@guy038 said in Columns++ version 1.3: All Unicode, all the time:
So, I don’t see exactly which rule should be applied, regarding the word definition !?
and in Columns++ version 1.3: All Unicode, all the time:
Again, I don’t understand clearly these differences between the two last columns !
This is not going to be a complete response yet, but some further explanation.
Even when using ICU, Boost::regex does not implement the same regex language as described in Unicode Technical Standard #18: Unicode Regular Expressions. Some of the differences are more-or-less dictated by the architecture of Boost::regex; others appear to be choices.
This is a list of category definitions used by Boost::regex when using ICU; the table comes from matching up char_pointer_range in get_default_class_id and char_class_type in lookup_classname:
alnum U_GC_L_MASK | U_GC_ND_MASK
alpha U_GC_L_MASK
blank mask_blank
cntrl U_GC_CC_MASK | U_GC_CF_MASK | U_GC_ZL_MASK | U_GC_ZP_MASK
d U_GC_ND_MASK
digit U_GC_ND_MASK
graph (0x3FFFFFFFu) & ~(U_GC_CC_MASK | U_GC_CF_MASK | U_GC_CS_MASK | U_GC_CN_MASK | U_GC_Z_MASK)
h mask_horizontal
l U_GC_LL_MASK
lower U_GC_LL_MASK
print ~(U_GC_C_MASK)
punct U_GC_P_MASK
s U_GC_Z_MASK | mask_space
space U_GC_Z_MASK | mask_space
u U_GC_LU_MASK
unicode mask_unicode
upper U_GC_LU_MASK
v mask_vertical
w U_GC_L_MASK | U_GC_ND_MASK | U_GC_MN_MASK | mask_underscore
word U_GC_L_MASK | U_GC_ND_MASK | U_GC_MN_MASK | mask_underscore
xdigit U_GC_ND_MASK | mask_xdigit
Comparison with the table you referenced shows that Boost::regex does not use the same definitions. In particular, lower and upper are defined to be identical to General Categories Ll and Lu, alpha is defined to be identical to General Category L, and word does not contain all the characters mentioned in the Unicode specification.
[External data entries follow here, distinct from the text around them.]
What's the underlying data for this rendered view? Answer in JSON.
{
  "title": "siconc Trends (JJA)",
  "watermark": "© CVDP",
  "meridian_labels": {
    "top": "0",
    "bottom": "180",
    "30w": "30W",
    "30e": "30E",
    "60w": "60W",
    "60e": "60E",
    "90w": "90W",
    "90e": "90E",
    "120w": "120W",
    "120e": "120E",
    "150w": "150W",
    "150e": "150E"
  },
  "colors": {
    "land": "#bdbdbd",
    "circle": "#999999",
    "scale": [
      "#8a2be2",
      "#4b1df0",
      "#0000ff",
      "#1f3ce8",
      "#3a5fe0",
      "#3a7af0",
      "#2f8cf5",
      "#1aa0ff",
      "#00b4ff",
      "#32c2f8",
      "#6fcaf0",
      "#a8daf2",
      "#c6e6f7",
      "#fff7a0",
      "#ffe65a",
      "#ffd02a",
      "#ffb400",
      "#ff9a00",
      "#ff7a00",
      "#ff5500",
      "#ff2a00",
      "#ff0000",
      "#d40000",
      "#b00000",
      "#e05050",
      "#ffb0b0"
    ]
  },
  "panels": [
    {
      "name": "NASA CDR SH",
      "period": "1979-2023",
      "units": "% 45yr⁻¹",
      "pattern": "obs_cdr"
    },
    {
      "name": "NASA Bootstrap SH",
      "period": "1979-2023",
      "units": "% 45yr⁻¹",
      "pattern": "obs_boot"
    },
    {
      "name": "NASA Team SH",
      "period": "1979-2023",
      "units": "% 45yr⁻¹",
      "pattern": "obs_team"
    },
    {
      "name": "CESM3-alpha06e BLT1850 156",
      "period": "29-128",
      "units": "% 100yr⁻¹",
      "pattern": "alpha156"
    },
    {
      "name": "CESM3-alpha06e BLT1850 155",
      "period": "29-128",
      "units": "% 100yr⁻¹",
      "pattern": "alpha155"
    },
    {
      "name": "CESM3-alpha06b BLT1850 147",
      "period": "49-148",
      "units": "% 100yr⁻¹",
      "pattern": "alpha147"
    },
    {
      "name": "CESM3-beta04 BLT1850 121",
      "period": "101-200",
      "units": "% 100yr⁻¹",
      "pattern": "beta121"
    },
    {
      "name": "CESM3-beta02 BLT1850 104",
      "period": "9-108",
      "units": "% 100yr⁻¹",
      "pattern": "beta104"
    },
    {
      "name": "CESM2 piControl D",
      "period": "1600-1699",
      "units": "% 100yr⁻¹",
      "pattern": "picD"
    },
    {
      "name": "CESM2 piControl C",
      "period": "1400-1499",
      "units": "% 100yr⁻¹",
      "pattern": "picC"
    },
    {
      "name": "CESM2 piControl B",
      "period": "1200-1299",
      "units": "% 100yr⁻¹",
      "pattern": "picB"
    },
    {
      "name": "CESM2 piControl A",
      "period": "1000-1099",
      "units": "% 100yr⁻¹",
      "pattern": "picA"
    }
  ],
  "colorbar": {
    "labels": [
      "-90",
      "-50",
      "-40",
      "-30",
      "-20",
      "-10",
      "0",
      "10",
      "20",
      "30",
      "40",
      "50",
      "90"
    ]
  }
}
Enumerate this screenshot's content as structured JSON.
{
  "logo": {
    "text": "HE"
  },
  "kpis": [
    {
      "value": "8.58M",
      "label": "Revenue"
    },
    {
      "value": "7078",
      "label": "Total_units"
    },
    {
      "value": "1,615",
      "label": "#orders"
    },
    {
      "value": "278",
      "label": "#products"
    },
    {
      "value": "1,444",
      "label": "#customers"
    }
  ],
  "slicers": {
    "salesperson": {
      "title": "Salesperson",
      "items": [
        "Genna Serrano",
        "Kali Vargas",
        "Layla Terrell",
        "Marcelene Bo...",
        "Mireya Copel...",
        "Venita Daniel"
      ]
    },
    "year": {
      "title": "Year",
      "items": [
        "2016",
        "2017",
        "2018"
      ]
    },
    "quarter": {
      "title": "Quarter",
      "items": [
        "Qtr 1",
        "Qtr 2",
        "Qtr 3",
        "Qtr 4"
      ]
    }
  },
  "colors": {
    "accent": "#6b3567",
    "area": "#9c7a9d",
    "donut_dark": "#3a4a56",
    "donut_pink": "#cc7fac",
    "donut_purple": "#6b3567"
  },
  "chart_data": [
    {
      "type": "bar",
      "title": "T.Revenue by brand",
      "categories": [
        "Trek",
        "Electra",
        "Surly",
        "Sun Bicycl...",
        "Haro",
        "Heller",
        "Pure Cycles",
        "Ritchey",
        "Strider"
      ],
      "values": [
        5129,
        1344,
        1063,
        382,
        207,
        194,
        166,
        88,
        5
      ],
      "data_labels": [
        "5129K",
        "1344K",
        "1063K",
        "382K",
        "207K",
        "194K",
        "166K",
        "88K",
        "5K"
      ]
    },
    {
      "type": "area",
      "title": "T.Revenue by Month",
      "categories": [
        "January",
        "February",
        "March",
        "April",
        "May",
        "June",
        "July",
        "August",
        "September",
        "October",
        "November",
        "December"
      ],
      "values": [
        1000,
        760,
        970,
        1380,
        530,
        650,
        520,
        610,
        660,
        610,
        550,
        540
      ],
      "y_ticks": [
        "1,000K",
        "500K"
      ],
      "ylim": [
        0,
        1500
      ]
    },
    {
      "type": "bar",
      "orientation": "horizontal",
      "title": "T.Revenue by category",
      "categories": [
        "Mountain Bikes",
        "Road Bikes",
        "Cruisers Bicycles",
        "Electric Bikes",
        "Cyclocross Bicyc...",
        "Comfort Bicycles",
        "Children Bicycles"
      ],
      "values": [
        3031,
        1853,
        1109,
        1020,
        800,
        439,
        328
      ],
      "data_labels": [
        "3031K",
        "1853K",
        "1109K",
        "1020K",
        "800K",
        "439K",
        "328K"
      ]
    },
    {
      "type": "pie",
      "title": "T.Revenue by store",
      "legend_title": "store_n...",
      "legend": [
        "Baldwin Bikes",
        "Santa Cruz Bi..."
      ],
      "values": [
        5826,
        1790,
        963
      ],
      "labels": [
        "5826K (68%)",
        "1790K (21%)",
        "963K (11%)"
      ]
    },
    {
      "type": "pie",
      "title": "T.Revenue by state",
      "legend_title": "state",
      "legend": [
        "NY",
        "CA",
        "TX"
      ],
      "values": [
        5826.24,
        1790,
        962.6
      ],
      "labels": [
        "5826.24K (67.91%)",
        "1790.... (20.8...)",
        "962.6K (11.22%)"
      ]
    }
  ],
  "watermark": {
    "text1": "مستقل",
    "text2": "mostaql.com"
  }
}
For the most part, Columns++ follows the Boost::regex definitions, though I did not include Mn in word. Also the Boost::regex code for isctype implements some of the classifications directly; I think I am close, but not necessarily identical, for those. It looks as if Boost::regex does define xdigit according to the Unicode spec.
I think that Boost::regex defines word boundaries in terms of word characters (i.e. \b is equivalent to (?<!\w)(?=\w)|(?<=\w)(?!\w)) and that I wouldn’t be able to change that without forking and modifying Boost::regex code.
I think the questions are whether Boost::regex is more accurately considered wrong, or just different in its implementation of character classes; and if the latter, which is preferable.
At present, my estimation is that it would be time-consuming, but not impossible or fragile, to implement the Unicode definitions (aside from word boundaries) as listed in Annex C: Compatibility Properties in Columns++.
Whether that’s what should be done might still be an open question.